Der Terror begann in der Schule. 1938 ging der damals 13-Jährige ins Realgymnasium in Mauer bei Wien – ein Internat, weil die Ehe seiner Eltern dem Zusammenbruch nahe war. Nach dem "Anschluss" wurde eine Truppe von deutschen SS-Männern in der Schule untergebracht. "Die haben sich mir gegenüber besser verhalten als meine lieben österreichischen Mitschüler, die mich immer wieder verprügelten, vor allem außerhalb der Schule."

Es war ihm immerhin erlaubt, das Schuljahr zu beenden. Was er damals noch nicht wusste: Es sollte sein letztes Schuljahr bleiben. Umso erstaunlicher ist der weitere Lebensweg des heute 93-Jährigen, der es in London mit 40 Jahren zum Chemie-Professor brachte und am Montag im Beisein des österreichischen Bundespräsidenten ein Ehrendoktorat der Universität Wien erhielt.

Kritische Haltung gegenüber Österreich

Vorgeschlagen dafür wurde er von Chemie-Dekan Bernhard Keppler, verliehen wurde es ihm gemeinsam mit dem Biochemiker und Immunologen Isaac P. Witz, der ebenfalls als Kind aus Wien flüchten musste. "Die Annahme des Ehrendoktorats soll nicht heißen, dass ich mit Österreich ausgesöhnt bin. Ich habe das nur unter der Bedingung akzeptiert, dass ich aus diesem Anlass auch über die Dinge sprechen kann, die mir und meinen Eltern angetan wurden", stellt Shaw klar.

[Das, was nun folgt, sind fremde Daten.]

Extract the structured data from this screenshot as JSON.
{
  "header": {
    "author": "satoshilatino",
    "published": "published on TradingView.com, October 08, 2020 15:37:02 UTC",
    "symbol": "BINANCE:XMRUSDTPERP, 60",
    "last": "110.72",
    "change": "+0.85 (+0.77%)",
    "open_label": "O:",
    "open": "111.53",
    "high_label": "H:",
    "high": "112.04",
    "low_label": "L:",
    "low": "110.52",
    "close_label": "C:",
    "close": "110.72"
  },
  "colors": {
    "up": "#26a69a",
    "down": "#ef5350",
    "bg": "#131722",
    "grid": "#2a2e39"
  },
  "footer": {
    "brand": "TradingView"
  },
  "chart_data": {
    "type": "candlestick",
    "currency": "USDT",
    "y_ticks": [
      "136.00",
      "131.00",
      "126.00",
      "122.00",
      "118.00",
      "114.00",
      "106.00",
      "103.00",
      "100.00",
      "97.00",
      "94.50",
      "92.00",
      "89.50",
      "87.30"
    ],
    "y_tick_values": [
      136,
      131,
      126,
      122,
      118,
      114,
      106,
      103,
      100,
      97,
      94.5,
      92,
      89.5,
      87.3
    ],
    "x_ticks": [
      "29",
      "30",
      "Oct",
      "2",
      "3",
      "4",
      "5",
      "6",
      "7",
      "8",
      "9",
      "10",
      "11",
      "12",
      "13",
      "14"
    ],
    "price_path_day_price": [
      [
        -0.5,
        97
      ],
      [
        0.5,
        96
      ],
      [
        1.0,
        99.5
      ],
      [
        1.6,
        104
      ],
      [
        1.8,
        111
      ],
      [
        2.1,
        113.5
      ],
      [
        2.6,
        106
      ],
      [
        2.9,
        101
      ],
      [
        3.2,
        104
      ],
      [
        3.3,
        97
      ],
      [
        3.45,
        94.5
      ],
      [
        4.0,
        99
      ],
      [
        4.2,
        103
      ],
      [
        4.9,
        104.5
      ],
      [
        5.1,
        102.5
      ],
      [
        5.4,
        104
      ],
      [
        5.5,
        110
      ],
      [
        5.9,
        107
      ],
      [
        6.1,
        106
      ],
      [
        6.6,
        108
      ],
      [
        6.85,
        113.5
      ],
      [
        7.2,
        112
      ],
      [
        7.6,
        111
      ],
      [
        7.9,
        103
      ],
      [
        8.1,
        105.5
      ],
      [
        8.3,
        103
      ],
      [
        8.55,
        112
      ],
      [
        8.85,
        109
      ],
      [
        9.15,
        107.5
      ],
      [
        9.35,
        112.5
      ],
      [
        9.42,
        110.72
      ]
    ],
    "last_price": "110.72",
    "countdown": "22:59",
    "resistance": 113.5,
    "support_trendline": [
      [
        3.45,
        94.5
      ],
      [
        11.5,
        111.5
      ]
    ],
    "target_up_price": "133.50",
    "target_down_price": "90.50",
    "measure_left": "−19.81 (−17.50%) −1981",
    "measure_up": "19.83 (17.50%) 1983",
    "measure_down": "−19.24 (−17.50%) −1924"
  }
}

Man kann es ihm kaum verdenken. So musste er vor knapp 80 Jahren mit seiner Mutter aus der Spiegelgasse in der Wiener Innenstadt ausziehen und in den zweiten Bezirk übersiedeln und traute sich kaum mehr aus dem Haus. Er war selbst das Opfer von Prügelattacken geworden und hatte mitansehen müssen, wie ältere Juden mitten auf der Straße zusammengeschlagen worden waren. Noch im Exil in London hatte er Angst, wenn er auf offener Straße einer Gruppe Jugendlicher begegnete.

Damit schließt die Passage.